The rally was called by Philly Educators for Palestine, which was organized over the last few months after the School District of Philadelphia (SDP) failed to protect students and staff advocating for education about Palestine and for an end to [the] genocide in Gaza. A flash point came in February when the SDP decided to remove a student video podcast about Palestinian art that was part of a broader project on how Indigenous people use art as an act of resistance to oppression.

After the podcast was shared at an assembly in Northeast High School, a teacher who opposed the project shared photos of the students online, exposing them to doxing and other threats. Keziah Ridgeway, the teacher who developed the broader project about art and Indigenous peoples, has also received threats.

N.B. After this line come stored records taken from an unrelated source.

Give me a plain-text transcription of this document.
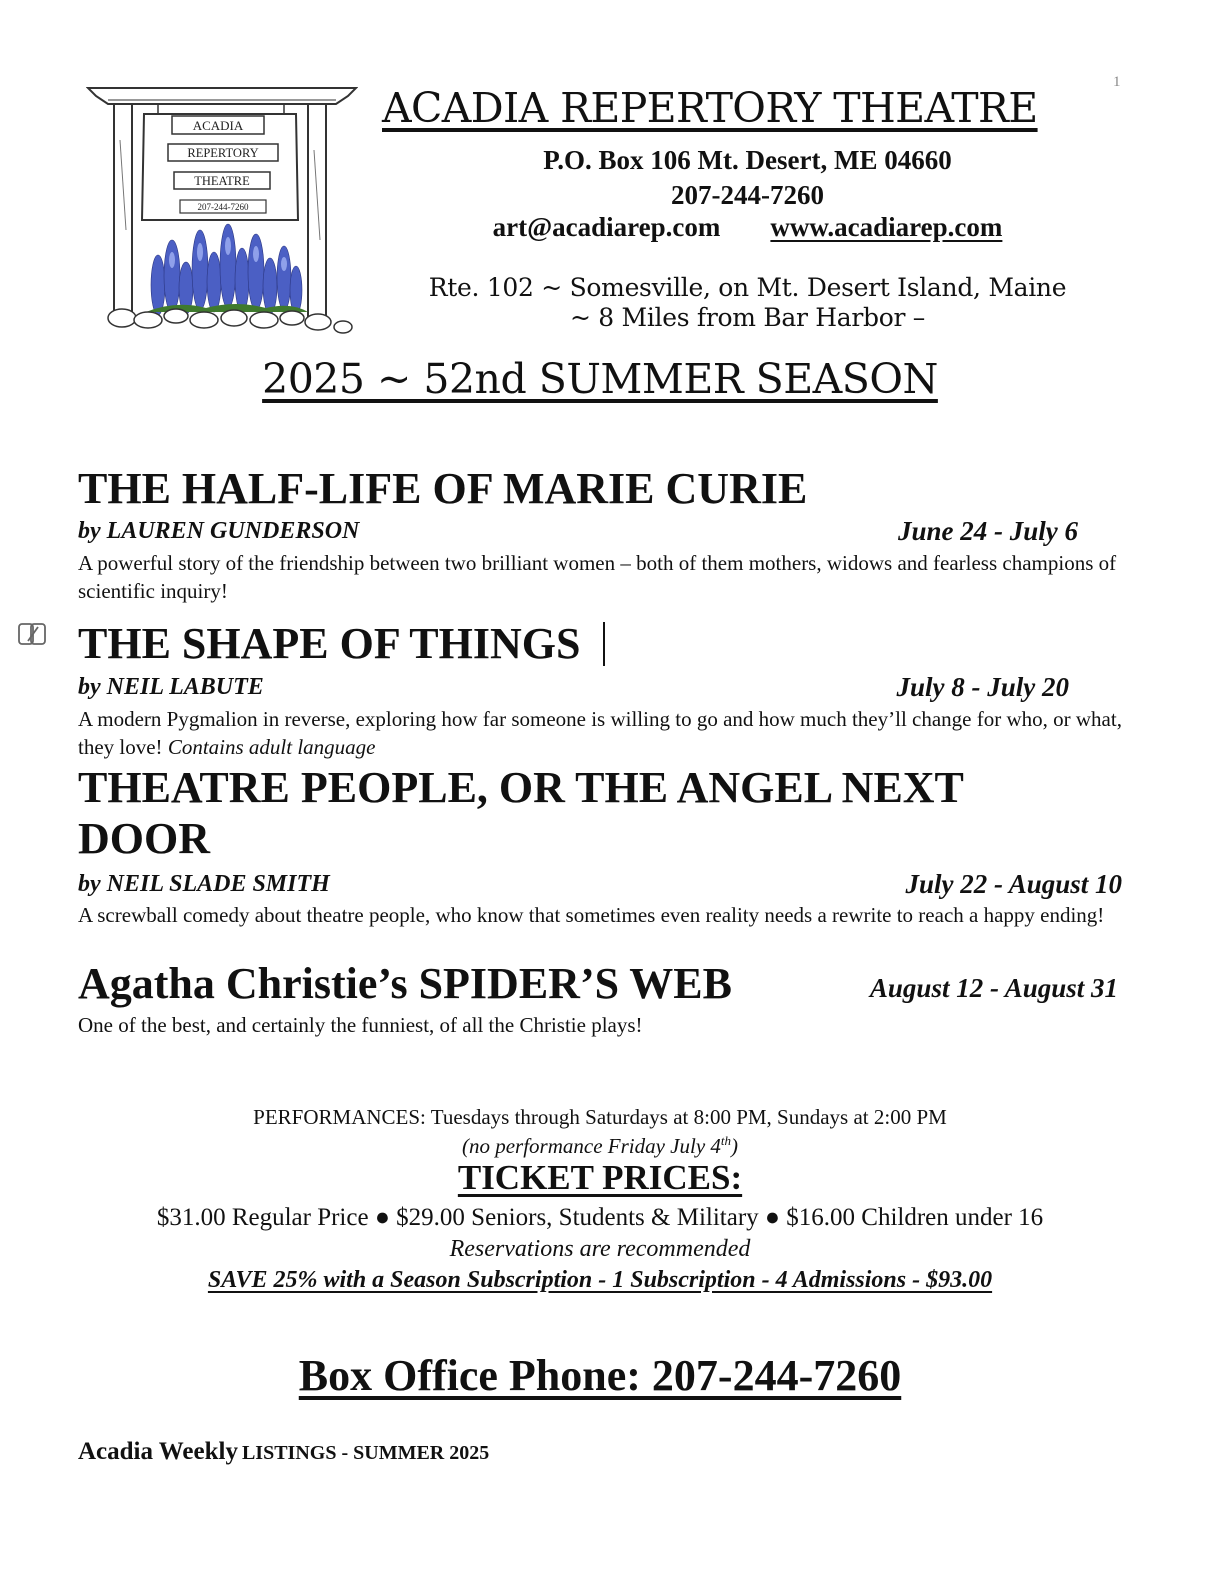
1
ACADIA
REPERTORY
THEATRE
207-244-7260
ACADIA REPERTORY THEATRE
P.O. Box 106 Mt. Desert, ME 04660
207-244-7260
art@acadiarep.com www.acadiarep.com
Rte. 102 ~ Somesville, on Mt. Desert Island, Maine
~ 8 Miles from Bar Harbor –
2025 ~ 52nd SUMMER SEASON
THE HALF-LIFE OF MARIE CURIE
by LAUREN GUNDERSON	June 24 - July 6
A powerful story of the friendship between two brilliant women – both of them mothers, widows and fearless champions of scientific inquiry!
THE SHAPE OF THINGS
by NEIL LABUTE	July 8 - July 20
A modern Pygmalion in reverse, exploring how far someone is willing to go and how much they’ll change for who, or what, they love! Contains adult language
THEATRE PEOPLE, OR THE ANGEL NEXT
DOOR
by NEIL SLADE SMITH	July 22 - August 10
A screwball comedy about theatre people, who know that sometimes even reality needs a rewrite to reach a happy ending!
Agatha Christie’s SPIDER’S WEB	August 12 - August 31
One of the best, and certainly the funniest, of all the Christie plays!
PERFORMANCES: Tuesdays through Saturdays at 8:00 PM, Sundays at 2:00 PM
(no performance Friday July 4th)
TICKET PRICES:
$31.00 Regular Price ● $29.00 Seniors, Students & Military ● $16.00 Children under 16
Reservations are recommended
SAVE 25% with a Season Subscription - 1 Subscription - 4 Admissions - $93.00
Box Office Phone: 207-244-7260
Acadia Weekly LISTINGS - SUMMER 2025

About 100 activists were able to crowd into the closed-door monthly Board of Education meeting to demand that the board and Superintendent Tony Watlington address their concerns that the district censored the student project.

Speaking at the meeting, Hazel Heiko, a student at Northeast High School student, told the board: “You cannot continue to not allow us to speak about genocide. We see the reality on our phones. All of us have access to it. And that does not stop even though you are not allowing us to talk about it in school.

Heiko concluded: “We will not always be in school. We will not always be young. We need to learn now when we have the opportunity to talk about uncomfortable things.” (Chalkbeat Philadelphia, May 30)

Even though the Board restricted admission to the meeting, demonstrators gathered outside the room and in a spill-over space kept up steady chants in support of Palestine throughout the meeting.